Peak performance tuning of CMP 2.0 Entity beans in WebLogic Server 8.1 and 9.0

by Dmitri Maximovich
11/14/2005

Abstract

The J2EE specification now enjoys wide acceptance as a standard for contemporary enterprise projects. But an important part of the J2EE specification, EJB persistence, has long been criticized for its complex development model and for poor performance of entity beans. It's pretty much accepted as fact that if entity beans (especially container-managed persistence entity beans, or CMPs) are going to be used in an application, performance will suffer. This is not true.

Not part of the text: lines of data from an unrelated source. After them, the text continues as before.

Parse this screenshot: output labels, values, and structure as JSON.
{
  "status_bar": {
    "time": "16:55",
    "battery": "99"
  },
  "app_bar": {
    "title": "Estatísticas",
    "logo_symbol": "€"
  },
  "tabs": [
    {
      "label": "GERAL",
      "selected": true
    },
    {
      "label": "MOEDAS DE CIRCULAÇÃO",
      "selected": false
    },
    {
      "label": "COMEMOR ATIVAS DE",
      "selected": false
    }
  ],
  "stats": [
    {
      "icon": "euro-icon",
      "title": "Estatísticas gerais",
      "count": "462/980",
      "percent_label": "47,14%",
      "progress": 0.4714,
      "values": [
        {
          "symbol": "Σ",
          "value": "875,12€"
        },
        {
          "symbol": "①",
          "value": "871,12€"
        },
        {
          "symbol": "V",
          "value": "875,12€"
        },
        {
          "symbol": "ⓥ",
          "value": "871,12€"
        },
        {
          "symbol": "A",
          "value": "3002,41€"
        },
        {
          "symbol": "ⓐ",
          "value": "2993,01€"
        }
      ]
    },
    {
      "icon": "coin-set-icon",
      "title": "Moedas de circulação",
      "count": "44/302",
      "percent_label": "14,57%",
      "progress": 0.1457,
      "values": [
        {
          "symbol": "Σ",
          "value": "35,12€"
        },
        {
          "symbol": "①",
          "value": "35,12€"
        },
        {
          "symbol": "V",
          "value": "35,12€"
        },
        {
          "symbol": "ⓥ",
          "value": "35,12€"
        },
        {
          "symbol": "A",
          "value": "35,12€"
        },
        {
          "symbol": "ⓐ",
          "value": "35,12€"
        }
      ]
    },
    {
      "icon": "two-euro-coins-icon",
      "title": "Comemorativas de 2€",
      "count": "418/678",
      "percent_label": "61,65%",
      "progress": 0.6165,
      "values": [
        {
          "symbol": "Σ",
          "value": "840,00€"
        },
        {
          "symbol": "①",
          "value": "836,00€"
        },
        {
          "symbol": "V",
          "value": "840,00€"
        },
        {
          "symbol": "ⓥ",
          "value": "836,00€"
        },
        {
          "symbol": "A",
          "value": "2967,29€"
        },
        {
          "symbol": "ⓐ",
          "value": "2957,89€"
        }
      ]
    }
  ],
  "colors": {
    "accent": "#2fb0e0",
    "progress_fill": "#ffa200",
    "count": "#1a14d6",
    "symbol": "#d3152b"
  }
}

I won't address complexity concerns related to EJBs in this article. The upcoming EJB 3 specification specifically targets the development model, making it significantly easier; the specification also promises, among other things, to deliver dependency injections and easier testing outside of containers for entity beans. Instead, this article's goal is to provide an in-depth analysis of advanced options available in BEA WebLogic Server 8.1 and 9.0 that allow developers to improve the performance of CMP beans—quite significantly in many cases. The topic is very broad, which makes it impossible to cover all aspects in just one article; therefore, I focus only on concurrency and long-term caching strategies for CMP entity beans. I also briefly cover improvements available in the most recent version, BEA WebLogic Server 9.0.

Concurrency Strategies

J2EE developers know that the EJB container maintains a cache or pool of entity beans, usually configurable in the deployment descriptor. Amazingly, quite a few J2EE developers don't realize that this doesn't mean that once the J2EE server loads a particular bean instance from the database, that it won't go to database again while bean instance are kept in the pool. On the contrary, by default a J2EE server executes ejbLoad() to synchronize the instance's state from the database at the beginning of every transaction. Basically, on every operation on a CMP bean (even if the bean were loaded seconds ago in a previous transaction) a server executes an SQL select to refresh it. Only when operating with multiple entity bean instances in one transaction will the server cache them.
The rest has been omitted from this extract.